Modern semiconductor design is defined by scale. Thousands of concurrent EDA jobs spanning simulation, synthesis, and verification run continuously against shared datasets, where even small variations in storage latency can ripple across entire design cycles. For many teams, this has historically limited how far EDA workflows could scale in the cloud.

That constraint is now changing.

Azure NetApp Files (ANF) is redefining what is possible for EDA in the cloud by delivering predictable, high-performance shared storage at massive concurrency. With new independent benchmark results and growing adoption by leading semiconductor companies, Azure is establishing itself as a viable—and in many cases superior—platform for modern EDA environments.

See how Azure NetApp Files delivers scalable, high-performance storage for EDA

Why EDA storage has been difficult to scale in the cloud

EDA workloads combine three characteristics that have traditionally challenged cloud storage architectures:

Extremely high concurrency, with thousands of jobs accessing shared file systems simultaneously.

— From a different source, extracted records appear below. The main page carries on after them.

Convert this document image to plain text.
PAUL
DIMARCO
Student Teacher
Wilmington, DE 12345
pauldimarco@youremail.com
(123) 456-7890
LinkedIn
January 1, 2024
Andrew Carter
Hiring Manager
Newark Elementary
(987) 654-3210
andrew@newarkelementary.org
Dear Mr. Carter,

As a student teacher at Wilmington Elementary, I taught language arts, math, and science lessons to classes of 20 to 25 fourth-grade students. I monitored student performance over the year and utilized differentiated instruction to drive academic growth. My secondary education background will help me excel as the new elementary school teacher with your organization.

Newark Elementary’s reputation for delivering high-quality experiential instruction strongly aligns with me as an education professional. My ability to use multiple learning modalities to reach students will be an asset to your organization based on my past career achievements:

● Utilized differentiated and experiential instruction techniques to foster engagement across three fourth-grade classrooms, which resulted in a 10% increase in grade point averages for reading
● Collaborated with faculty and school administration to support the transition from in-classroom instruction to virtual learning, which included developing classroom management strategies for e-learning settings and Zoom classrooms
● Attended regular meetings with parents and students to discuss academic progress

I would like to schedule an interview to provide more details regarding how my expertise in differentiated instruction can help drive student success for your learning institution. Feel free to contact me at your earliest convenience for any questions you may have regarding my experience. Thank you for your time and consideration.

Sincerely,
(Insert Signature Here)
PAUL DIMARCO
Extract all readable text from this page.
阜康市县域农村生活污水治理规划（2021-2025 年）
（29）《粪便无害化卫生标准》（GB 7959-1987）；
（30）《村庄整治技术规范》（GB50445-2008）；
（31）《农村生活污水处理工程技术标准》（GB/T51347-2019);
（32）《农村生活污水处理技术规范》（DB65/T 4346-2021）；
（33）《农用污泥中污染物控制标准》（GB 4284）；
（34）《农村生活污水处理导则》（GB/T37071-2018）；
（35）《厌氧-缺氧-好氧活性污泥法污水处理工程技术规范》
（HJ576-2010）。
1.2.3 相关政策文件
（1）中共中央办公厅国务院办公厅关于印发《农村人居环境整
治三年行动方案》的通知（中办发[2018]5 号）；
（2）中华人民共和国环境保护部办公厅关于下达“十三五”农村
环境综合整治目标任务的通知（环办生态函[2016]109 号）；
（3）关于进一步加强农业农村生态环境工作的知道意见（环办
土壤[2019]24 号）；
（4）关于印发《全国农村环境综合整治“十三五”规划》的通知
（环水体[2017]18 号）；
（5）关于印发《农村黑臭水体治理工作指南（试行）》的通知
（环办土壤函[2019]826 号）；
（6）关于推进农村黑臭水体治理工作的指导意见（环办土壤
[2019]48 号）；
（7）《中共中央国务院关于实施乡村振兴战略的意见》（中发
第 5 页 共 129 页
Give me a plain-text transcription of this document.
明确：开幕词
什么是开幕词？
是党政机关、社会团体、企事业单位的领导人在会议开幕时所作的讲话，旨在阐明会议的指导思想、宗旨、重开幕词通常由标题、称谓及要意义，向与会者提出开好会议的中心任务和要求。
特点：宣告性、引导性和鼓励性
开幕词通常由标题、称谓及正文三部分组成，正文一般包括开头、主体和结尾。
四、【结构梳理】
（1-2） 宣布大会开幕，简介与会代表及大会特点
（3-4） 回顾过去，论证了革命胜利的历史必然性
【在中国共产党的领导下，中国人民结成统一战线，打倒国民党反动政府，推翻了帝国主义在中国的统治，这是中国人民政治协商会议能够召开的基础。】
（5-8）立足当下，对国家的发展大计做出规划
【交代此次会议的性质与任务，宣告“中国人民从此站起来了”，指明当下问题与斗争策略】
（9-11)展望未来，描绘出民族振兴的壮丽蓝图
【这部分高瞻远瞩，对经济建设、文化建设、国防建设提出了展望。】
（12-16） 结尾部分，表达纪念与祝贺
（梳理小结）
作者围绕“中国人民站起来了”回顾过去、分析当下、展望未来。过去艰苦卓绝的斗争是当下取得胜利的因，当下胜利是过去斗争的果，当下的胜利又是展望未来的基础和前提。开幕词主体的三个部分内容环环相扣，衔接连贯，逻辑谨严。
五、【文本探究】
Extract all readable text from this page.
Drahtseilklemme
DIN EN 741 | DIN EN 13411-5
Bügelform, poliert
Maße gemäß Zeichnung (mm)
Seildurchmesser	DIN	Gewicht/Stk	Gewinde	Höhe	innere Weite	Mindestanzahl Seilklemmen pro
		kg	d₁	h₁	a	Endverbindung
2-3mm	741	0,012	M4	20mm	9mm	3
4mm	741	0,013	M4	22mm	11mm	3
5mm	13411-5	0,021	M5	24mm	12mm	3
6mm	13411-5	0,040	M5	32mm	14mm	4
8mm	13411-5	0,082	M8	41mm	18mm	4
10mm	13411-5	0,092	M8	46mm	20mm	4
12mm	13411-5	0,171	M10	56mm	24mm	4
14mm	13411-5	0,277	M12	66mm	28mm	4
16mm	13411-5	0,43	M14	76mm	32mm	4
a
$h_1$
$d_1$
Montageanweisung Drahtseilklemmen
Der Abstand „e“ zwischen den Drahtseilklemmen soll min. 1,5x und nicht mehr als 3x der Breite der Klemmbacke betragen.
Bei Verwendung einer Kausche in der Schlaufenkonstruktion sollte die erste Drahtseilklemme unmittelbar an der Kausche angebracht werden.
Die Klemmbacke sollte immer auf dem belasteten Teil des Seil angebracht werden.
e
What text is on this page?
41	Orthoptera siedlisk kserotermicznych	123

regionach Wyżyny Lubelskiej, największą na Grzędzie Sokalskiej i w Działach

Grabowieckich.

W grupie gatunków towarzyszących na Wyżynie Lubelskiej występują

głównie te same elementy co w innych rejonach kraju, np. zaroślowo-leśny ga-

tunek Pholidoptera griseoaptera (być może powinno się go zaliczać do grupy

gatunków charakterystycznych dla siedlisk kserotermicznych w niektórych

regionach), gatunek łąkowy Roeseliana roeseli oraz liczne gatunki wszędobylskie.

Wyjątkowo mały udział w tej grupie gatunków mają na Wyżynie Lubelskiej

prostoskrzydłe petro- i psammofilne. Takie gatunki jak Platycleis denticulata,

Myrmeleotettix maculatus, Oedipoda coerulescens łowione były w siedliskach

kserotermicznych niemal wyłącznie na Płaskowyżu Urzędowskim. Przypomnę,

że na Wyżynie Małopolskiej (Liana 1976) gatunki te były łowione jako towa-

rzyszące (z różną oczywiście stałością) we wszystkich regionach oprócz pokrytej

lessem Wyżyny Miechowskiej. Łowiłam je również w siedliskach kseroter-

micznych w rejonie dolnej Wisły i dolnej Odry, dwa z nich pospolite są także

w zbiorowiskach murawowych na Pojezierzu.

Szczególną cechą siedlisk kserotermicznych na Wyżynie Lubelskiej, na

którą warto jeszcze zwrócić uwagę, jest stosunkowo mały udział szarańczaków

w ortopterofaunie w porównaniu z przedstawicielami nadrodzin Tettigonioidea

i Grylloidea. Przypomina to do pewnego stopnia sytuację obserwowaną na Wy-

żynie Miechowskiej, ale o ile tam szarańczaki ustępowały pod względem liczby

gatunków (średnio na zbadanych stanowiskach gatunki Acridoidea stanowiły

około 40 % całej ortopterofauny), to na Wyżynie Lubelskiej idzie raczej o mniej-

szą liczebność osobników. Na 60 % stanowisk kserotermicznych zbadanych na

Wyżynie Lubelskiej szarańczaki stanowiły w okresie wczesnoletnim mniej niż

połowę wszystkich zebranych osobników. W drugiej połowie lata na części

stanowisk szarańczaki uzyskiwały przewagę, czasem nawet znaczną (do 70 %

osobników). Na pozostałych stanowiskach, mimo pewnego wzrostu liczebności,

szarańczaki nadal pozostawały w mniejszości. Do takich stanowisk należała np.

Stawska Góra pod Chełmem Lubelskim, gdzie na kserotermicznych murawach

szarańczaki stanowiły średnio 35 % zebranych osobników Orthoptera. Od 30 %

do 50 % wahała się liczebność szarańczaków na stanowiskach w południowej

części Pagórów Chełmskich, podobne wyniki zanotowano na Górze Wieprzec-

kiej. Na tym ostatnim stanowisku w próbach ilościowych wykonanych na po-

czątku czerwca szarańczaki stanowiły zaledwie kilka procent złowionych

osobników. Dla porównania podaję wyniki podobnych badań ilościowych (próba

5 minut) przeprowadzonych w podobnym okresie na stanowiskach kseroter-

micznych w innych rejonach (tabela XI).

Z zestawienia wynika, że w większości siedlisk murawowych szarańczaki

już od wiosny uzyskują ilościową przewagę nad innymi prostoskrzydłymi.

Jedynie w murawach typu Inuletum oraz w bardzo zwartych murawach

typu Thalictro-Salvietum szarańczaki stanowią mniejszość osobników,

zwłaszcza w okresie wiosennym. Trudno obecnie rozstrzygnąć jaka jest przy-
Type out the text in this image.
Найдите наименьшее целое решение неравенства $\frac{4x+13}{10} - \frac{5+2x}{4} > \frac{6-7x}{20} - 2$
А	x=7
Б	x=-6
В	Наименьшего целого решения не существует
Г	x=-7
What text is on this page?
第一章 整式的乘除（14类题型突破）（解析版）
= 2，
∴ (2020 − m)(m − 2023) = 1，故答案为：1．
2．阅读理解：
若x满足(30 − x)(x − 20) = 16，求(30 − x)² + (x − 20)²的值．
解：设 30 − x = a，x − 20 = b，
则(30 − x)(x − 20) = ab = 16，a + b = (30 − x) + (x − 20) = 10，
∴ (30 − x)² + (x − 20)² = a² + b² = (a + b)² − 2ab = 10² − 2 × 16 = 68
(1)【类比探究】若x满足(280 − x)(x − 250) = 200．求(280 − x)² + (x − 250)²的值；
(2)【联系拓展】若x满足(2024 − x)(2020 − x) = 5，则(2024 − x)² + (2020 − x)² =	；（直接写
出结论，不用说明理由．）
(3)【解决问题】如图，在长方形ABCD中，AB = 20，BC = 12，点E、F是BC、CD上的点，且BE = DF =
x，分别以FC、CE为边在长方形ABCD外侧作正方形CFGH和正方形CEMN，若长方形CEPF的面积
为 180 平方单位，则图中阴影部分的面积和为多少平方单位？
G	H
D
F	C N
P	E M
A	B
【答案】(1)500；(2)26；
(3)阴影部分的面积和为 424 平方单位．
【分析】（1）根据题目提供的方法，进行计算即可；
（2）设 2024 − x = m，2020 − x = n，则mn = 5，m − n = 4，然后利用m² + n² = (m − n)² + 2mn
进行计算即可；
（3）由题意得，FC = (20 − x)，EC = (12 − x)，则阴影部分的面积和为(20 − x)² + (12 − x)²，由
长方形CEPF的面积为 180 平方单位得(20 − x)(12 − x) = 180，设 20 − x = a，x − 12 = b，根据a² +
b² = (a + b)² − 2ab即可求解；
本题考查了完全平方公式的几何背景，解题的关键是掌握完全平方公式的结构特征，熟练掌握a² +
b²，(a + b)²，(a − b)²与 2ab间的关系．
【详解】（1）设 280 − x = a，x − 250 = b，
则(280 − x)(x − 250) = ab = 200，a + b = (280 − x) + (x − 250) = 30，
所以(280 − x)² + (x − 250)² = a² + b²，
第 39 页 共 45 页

Strict latency sensitivity, where even minor delays reduce compute efficiency and extend runtimes.

Intensive shared data access patterns, creating contention under load.

While cloud compute scales easily, shared storage has often introduced variability that limits overall system efficiency. As concurrency increases, storage becomes the bottleneck, impacting regression cycles, increasing tool license costs, and slowing time to tape-out.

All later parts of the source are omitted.